San Salvador is an island close to our hearts; since 1997 Lindblad Expeditions and National Geographic adopted it, achieving success on a number of conservation programs. What better place to celebrate the presence of a National Geographic explorer aboard with us this week, Dr. Donald Johanson.
When I was sixteen, I read his book. I never thought I would have the opportunity to meet him and come to know him not only as the famous paleoanthropologist who discovered Lucy, but also as the amazing and kind human being he is.
The whole ship adored sharing Galapagos with Donald Johanson, from the Captain, to crew, to our guests. We have had a couple of exceptional lectures where we learned about the way he discovered a new species, then called Australopithecus afarensis, that happened to be the first fossil of a hominid walking upright.
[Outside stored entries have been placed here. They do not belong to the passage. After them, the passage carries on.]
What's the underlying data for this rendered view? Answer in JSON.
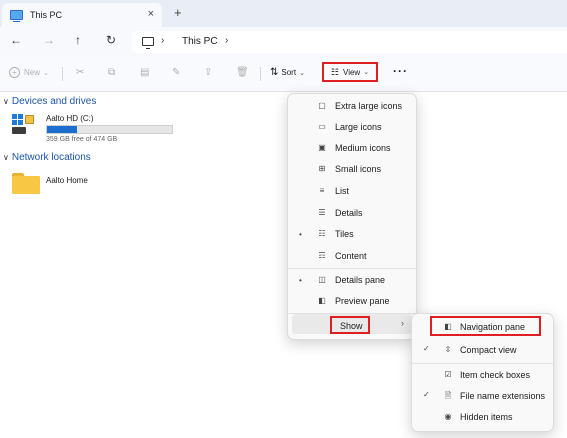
{
  "tab": {
    "title": "This PC",
    "close": "×",
    "new_tab": "+"
  },
  "nav": {
    "back": "←",
    "forward": "→",
    "up": "↑",
    "refresh": "↻"
  },
  "address": {
    "crumb": "This PC",
    "sep1": "›",
    "sep2": "›"
  },
  "toolbar": {
    "new_label": "New",
    "sort_label": "Sort",
    "view_label": "View",
    "more": "···",
    "chevron": "⌄",
    "icons": {
      "cut": "✂",
      "copy": "⧉",
      "paste": "▤",
      "rename": "✎",
      "share": "⇪",
      "delete": "🗑",
      "sort": "⇅",
      "view": "☷"
    }
  },
  "content": {
    "devices_header": "Devices and drives",
    "network_header": "Network locations",
    "drive": {
      "name": "Aalto HD (C:)",
      "free_text": "359 GB free of 474 GB",
      "used_fraction": 0.243
    },
    "network_folder": {
      "name": "Aalto Home"
    }
  },
  "view_menu": {
    "items": [
      {
        "label": "Extra large icons",
        "icon": "▢",
        "bullet": ""
      },
      {
        "label": "Large icons",
        "icon": "▭",
        "bullet": ""
      },
      {
        "label": "Medium icons",
        "icon": "▣",
        "bullet": ""
      },
      {
        "label": "Small icons",
        "icon": "⊞",
        "bullet": ""
      },
      {
        "label": "List",
        "icon": "≡",
        "bullet": ""
      },
      {
        "label": "Details",
        "icon": "☰",
        "bullet": ""
      },
      {
        "label": "Tiles",
        "icon": "☷",
        "bullet": "•"
      },
      {
        "label": "Content",
        "icon": "☶",
        "bullet": ""
      },
      {
        "label": "Details pane",
        "icon": "◫",
        "bullet": "•"
      },
      {
        "label": "Preview pane",
        "icon": "◧",
        "bullet": ""
      }
    ],
    "show_label": "Show",
    "show_arrow": "›"
  },
  "show_menu": {
    "items": [
      {
        "label": "Navigation pane",
        "icon": "◧",
        "check": ""
      },
      {
        "label": "Compact view",
        "icon": "⇳",
        "check": "✓"
      },
      {
        "label": "Item check boxes",
        "icon": "☑",
        "check": ""
      },
      {
        "label": "File name extensions",
        "icon": "🗎",
        "check": "✓"
      },
      {
        "label": "Hidden items",
        "icon": "◉",
        "check": ""
      }
    ]
  }
}
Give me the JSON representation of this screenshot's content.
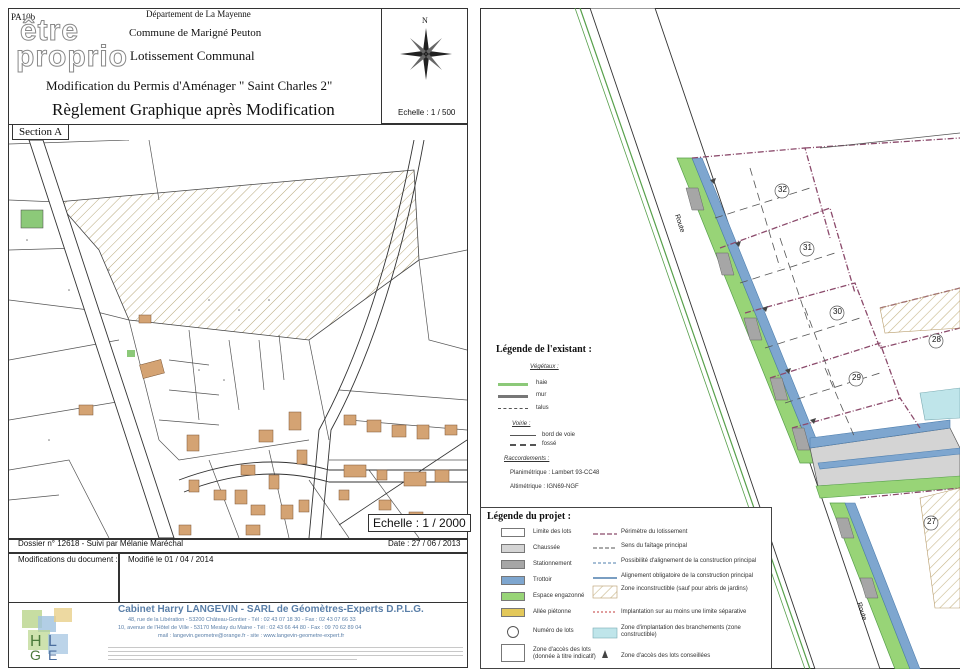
{
  "watermark": {
    "line1": "être",
    "line2": "proprio"
  },
  "page_tag": "PA10b",
  "header": {
    "department": "Département de La Mayenne",
    "commune": "Commune de Marigné Peuton",
    "lotissement": "Lotissement Communal",
    "modification": "Modification du Permis d'Aménager \" Saint Charles 2\"",
    "title": "Règlement Graphique après Modification",
    "scale_top": "Echelle : 1 / 500",
    "north": "N"
  },
  "left_map": {
    "section": "Section A",
    "scale": "Echelle : 1 / 2000"
  },
  "info": {
    "dossier": "Dossier n° 12618 - Suivi par Mélanie Maréchal",
    "date": "Date : 27 / 06 / 2013",
    "modif_label": "Modifications du document :",
    "modif_value": "Modifié le 01 / 04 / 2014"
  },
  "cabinet": {
    "name": "Cabinet Harry LANGEVIN - SARL de Géomètres-Experts D.P.L.G.",
    "line1": "48, rue de la Libération - 53200 Château-Gontier - Tél : 02 43 07 18 30 - Fax : 02 43 07 66 33",
    "line2": "10, avenue de l'Hôtel de Ville - 53170 Meslay du Maine - Tél : 02 43 66 44 80 - Fax : 09 70 62 89 04",
    "line3": "mail : langevin.geometre@orange.fr - site : www.langevin-geometre-expert.fr",
    "logo_letters": "HLGE"
  },
  "right_map": {
    "lots": [
      "32",
      "31",
      "30",
      "29",
      "28",
      "27"
    ],
    "road_label": "Route"
  },
  "legend_existant": {
    "title": "Légende de l'existant :",
    "vegetaux": "Végétaux :",
    "items_veg": [
      "haie",
      "mur",
      "talus"
    ],
    "voirie": "Voirie :",
    "items_voirie": [
      "bord de voie",
      "fossé"
    ],
    "raccordements": "Raccordements :",
    "planimetrique": "Planimétrique : Lambert 93-CC48",
    "altimetrique": "Altimétrique : IGN69-NGF"
  },
  "legend_projet": {
    "title": "Légende du projet :",
    "left": [
      {
        "label": "Limite des lots",
        "color": "#ffffff"
      },
      {
        "label": "Chaussée",
        "color": "#d4d4d4"
      },
      {
        "label": "Stationnement",
        "color": "#a6a6a6"
      },
      {
        "label": "Trottoir",
        "color": "#7ea6cf"
      },
      {
        "label": "Espace engazonné",
        "color": "#98d477"
      },
      {
        "label": "Allée piétonne",
        "color": "#e3c85a"
      },
      {
        "label": "Numéro de lots",
        "color": "none"
      },
      {
        "label": "Zone d'accès des lots (donnée à titre indicatif)",
        "color": "none"
      }
    ],
    "right": [
      "Périmètre du lotissement",
      "Sens du faîtage principal",
      "Possibilité d'alignement de la construction principal",
      "Alignement obligatoire de la construction principal",
      "Zone inconstructible (sauf pour abris de jardins)",
      "Implantation sur au moins une limite séparative",
      "Zone d'implantation des branchements (zone constructible)",
      "Zone d'accès des lots conseillées"
    ]
  },
  "colors": {
    "green": "#98d477",
    "blue": "#6f9ec9",
    "gray": "#a6a6a6",
    "road": "#d4d4d4",
    "lot_line": "#8b4a6b",
    "hatch": "#c8b78a"
  }
}
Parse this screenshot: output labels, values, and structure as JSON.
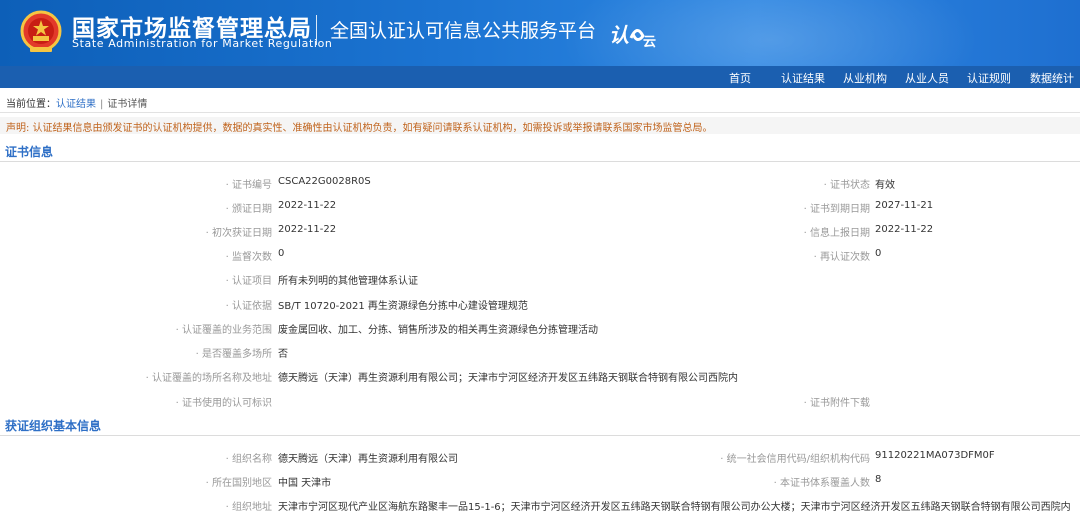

“We were a team of people looking for human fossils. Trying to answer that first question that we all probably have: where do we come from?” Dr. Johanson told us.
“On a Sunday morning, November 24, 1974, I had to look over my right shoulder; I saw a piece of a forearm bone. Today there is a stone marker, distinguishing this discovery in Hadar, Ethiopia. What did I find? The bone that allows you to extend and flex your arm, I picked it up and knew it was not from a monkey, it had to come from a hominid. I found an elbow and knew immediately it was human.”
Dr. Johanson is a fair man, and was not happy with the Anglo-Saxon name “Lucy,” he tells us, “I felt she needed her own Ethiopian name, Haylomelee, you are wonderful.” Indeed, wonderful she is, as she gives us a glimpse into our earlier stages of evolution, and her kind was around on our planet for 700,000 years, much longer than we have been, as Homo sapiens.
Dr. Johanson leaves us with a message, “Understanding our past helps us to understand our place in nature, and my hope is that we, as a species, take responsibility before it is too late, so our descendants can look back to their ancestors with pride.”